By Humeyra Pamuk and Simon Lewis
WASHINGTON (Reuters) -The United States on Friday urged Sudan’s military coup leaders to refrain from violence against peaceful protesters ahead of planned demonstrations on Saturday opposing the takeover, saying how the army reacts will be a litmus test.
“Tomorrow is going to be a real indication of what the military intentions are,” said a senior State Department official, briefing reporters on condition of anonymity to discuss sensitive matters.
“We call on the security forces to refrain from any and all violence against protesters and to fully respect the citizens’ right to demonstrate peacefully,” the official said.
U.S. Secretary of State Antony Blinken reinforced the message in a Twitter post later on Friday: “Sudan’s security forces must respect human rights; any violence against peaceful demonstrators is unacceptable.”
Washington was relieved to see that ousted Sudanese Prime Minister Abdalla Hamdok had been allowed to return home, the official said, adding that it was not good enough because Hamdok was still under house arrest and unable to resume his work.
Sudanese General Abdel Fattah al-Burhan dissolved Hamdok’s Cabinet, and soldiers rounded up government ministers on Monday, prompting Western countries to cut off hundreds of millions of dollars in desperately needed aid to the North African country.
Opponents of the coup have called for mass protests on Saturday under the slogan “Leave!”. At least 11 protesters have been killed in clashes with security forces this week, and residents say they fear a full-blown crackdown.
The coup has derailed a transition meant to steer Sudan to democracy, with elections in 2023, after long-serving ruler Omar al-Bashir was toppled two years ago.
‘FACE OF BETRAYAL’
The U.S. official called Burhan “the face of turning the clock back in Sudan” and said Washington understood the skepticism of Sudan’s civilian leaders to work with him and the military but added that a full exclusion of the army was not realistic.

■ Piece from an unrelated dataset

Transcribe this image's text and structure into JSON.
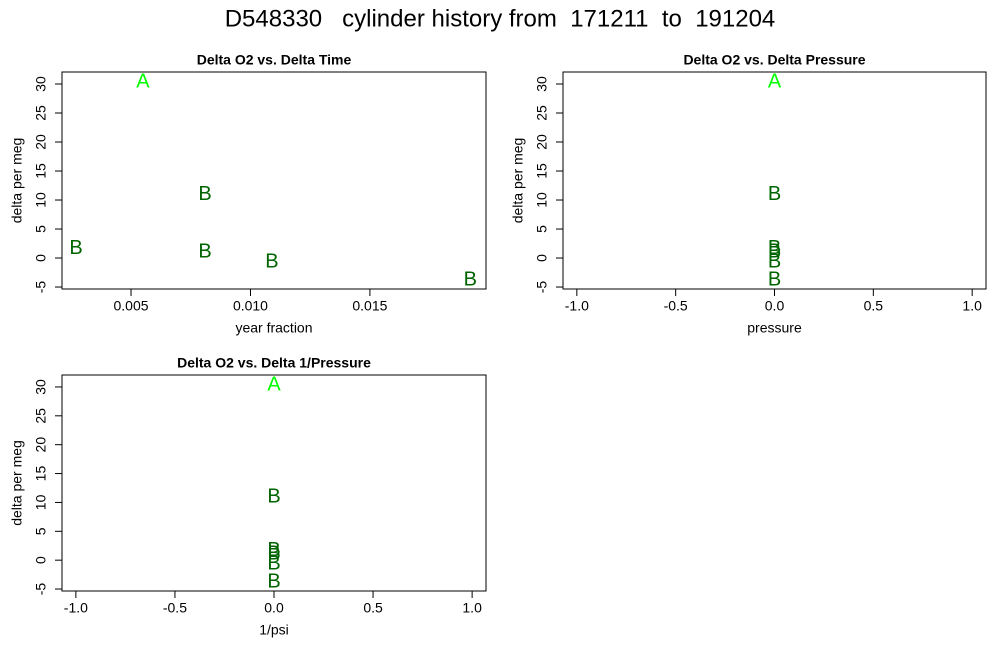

“He’s the face of the betrayal of the aspirations of the Sudanese people, a face of the hijacking of the civilian institutions,” the U.S. official said, adding that the civilian leaders would be looking for assurances before bringing themselves to work with him — something he said they should do nevertheless.
“Our civilian partners won’t like to hear me say this — but it’s not realistic to think that you’re going to be able to succeed in the transition if you’ve completely excluded the military from the process,” the official said.
Burhan on Friday said a technocratic prime minister could be announced in a week and left the door open for Hamdok to return and form the new government.
The U.S. official said Washington knew that there were problems with the transition but Sudanese military leaders never hinted at a takeover in their dealings last weekend with the U.S. delegation.
Jeffrey Feltman, President Joe Biden’s special envoy for the Horn of Africa, flew into Khartoum two days before Monday’s coup, as concerns mounted that the transition was running into trouble due to tension between the generals and civilians.
Reuters reported that Feltman warned Burhan not to take any steps against the civilian administration that was overseeing a democratic transition but the army ignored his advice.